Consolidating threat detection capabilities in a small set of strategic vendor partners ensures that solutions are better integrated, helping to close the gaps that criminals have exploited in the past, Gartner notes.

The core of the strategy is a decision engine that uses a combination of ML models and BREs to calculate a risk score for each transaction, according to Gartner. A high risk score on a transaction can automatically put it on hold or escalate it for human review, preventing possible fraud from taking place.

UP NEXT: Five techniques for AI abuse and filter bypassing.

Best Practices for Managing Fraud Short Codes at Scale

How do IT leaders manage this at scale?

Instead of checking system performance every few months, modern fraud detection platforms should be monitored and adjusted at least weekly, if not daily, according to Gartner. A customizable dashboard can track key performance indicators such as detection rates, accuracy and the average time to resolve a case.

Additionally, organizations are increasingly turning to automation to counteract the cost of hiring more investigators to deal with the rising volume of financial crime.
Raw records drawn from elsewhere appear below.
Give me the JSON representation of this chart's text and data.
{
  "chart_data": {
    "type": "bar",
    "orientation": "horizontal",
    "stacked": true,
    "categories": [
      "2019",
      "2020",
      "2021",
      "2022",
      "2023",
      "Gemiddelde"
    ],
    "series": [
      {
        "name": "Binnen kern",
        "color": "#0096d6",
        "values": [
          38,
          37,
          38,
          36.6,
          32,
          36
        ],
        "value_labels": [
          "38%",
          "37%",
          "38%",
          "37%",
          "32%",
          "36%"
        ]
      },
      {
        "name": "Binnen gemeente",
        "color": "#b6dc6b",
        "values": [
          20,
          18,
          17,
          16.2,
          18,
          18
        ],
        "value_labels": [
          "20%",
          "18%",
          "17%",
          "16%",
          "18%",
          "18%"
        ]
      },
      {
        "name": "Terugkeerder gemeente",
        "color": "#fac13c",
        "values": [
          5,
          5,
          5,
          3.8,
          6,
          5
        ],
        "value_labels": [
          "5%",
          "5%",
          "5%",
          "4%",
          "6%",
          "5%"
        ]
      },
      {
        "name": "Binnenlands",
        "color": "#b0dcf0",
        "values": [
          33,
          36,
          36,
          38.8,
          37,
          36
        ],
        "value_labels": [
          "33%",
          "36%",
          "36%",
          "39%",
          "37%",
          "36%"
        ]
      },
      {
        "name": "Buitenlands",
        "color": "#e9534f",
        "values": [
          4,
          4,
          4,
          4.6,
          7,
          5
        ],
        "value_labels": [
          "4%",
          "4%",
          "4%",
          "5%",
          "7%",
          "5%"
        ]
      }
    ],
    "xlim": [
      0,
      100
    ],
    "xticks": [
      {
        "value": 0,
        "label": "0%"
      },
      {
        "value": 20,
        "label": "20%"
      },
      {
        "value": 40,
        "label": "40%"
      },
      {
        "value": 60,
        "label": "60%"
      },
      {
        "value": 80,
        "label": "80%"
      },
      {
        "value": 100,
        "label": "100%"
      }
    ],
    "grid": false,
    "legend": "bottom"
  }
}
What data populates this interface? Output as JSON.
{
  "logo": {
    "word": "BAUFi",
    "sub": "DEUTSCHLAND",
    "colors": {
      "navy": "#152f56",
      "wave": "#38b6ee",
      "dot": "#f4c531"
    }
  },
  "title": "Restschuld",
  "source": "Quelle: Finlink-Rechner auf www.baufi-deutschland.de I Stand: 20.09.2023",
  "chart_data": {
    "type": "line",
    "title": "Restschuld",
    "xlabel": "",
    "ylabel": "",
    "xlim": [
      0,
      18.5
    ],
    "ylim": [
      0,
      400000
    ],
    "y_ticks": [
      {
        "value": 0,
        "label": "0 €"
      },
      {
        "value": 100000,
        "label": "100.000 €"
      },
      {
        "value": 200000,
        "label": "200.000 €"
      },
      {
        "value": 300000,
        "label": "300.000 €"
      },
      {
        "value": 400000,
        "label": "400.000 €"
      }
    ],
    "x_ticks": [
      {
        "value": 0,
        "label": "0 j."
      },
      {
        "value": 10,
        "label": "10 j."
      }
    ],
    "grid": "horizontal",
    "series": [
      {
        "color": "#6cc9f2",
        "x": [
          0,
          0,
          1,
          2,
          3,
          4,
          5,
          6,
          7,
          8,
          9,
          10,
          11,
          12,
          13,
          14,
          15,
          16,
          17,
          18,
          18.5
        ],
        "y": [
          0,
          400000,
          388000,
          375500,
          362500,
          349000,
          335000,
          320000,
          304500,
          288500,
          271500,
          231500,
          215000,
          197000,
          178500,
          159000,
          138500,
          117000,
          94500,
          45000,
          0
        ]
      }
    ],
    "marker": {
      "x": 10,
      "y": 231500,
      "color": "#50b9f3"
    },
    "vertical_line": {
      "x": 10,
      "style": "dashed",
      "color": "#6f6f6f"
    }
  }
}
Vendor-supplied tools can augment staff capabilities by automating workflows, providing artificial intelligence (AI) assistants and prepopulating reports to boost efficiency and consistency, Gartner notes.
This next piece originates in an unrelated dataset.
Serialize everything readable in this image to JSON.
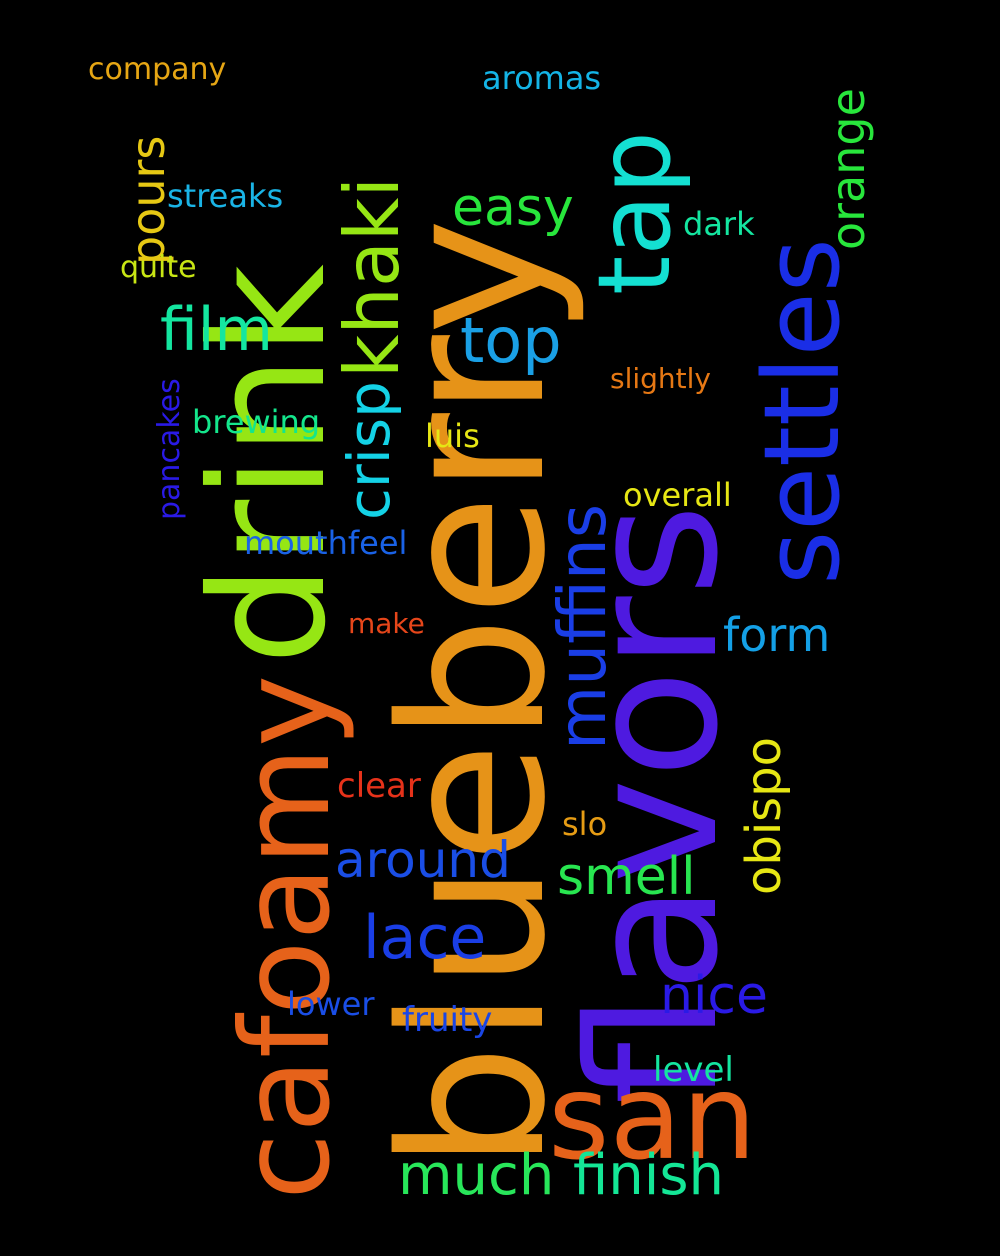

Due to the rapid evolution of fraud, IT teams are finding that ML models need to be retrained more frequently. Modern fraud detection systems proactively suggest changes to business rules or ML features, the report notes. Some systems can automatically make minor changes, while others pause for a human decision, which can be deployed quickly with minimal coding.

Click the banner below to learn data governance strategies that help with artificial intelligence initiatives.
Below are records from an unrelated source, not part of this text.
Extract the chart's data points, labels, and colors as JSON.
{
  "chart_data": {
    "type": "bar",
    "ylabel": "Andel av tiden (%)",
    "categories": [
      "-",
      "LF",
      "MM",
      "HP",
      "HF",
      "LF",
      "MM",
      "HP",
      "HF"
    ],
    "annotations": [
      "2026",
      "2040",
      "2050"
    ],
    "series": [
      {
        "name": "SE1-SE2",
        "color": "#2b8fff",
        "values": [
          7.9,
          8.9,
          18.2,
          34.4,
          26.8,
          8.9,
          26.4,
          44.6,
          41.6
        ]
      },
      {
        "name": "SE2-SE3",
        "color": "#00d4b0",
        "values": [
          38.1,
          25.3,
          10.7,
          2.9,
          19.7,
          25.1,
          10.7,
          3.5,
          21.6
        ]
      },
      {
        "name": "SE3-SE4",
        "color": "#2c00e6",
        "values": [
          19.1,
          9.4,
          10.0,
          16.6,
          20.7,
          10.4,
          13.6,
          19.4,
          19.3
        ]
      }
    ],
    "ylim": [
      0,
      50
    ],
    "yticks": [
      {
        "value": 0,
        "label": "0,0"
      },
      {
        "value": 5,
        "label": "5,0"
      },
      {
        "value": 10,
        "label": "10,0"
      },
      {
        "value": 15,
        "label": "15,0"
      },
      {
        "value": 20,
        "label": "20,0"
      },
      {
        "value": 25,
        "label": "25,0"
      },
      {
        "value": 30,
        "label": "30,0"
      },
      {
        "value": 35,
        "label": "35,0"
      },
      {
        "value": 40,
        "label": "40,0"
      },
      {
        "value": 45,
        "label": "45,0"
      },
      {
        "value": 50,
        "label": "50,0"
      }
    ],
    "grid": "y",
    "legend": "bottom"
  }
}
Benefits and Drawbacks of Fraud Short Codes

These codes have a number of major benefits, but they aren’t without their drawbacks.

Benefits include:

Real-Time Threat Detection: ML models and BREs can be used to detect and prevent criminal activities in real time.
Automated Response Capabilities: A high risk score can trigger a temporary hold or decline until a case is resolved, which is a key automated response, Gartner notes. This allows banks and other organizations to take immediate action to prevent financial loss.
Improved Customer Communication: Modern platforms can monitor a customer’s account actions from multiple sources. This provides the necessary data to communicate with customers about suspicious activity, allowing them to verify or deny transactions.
Support Compliance and Audit Efforts: The European Union’s Digital Operational Resilience Act is now triggering a standard approach for reporting fraud incidents. Platforms that include a case investigation module can create a report with an audit trail, which helps with compliance and provides documentation for how decisions were made.
Cross-Channel Coverage for Better Visibility: Modern platforms can monitor account actions from multiple sources, including online banking websites, mobile apps and ATMs. This holistic approach helps analysts gain a broader perspective.

There are also drawbacks, including:

False Positives and Alert Fatigue: A key challenge is balancing detection and accuracy, the Gartner report notes. While 100% detection is possible, it generates too many false positives to be useful. Gartner advises avoiding the generation of false positives by gathering data that allows systems to “green flag” behavior (such as the purchase of a new home or the sale of a car) that is atypical for a customer but is legitimate and not fraudulent.
Limited Context: A 2024 Deloitte report on AI-enabled fraud notes that many traditional detection methods can be overwhelmed by sophisticated, rapid attacks such as deepfakes and synthetic identities.
Vulnerability to Spoofing and Social Engineering: There is a clear distinction between fraud that involves computer hacking and fraud that relies on deception, such as social engineering. These types of scams are fundamentally different from online fraud attacks such as account takeovers. A system focused on transaction patterns may be vulnerable to schemes that manipulate the user.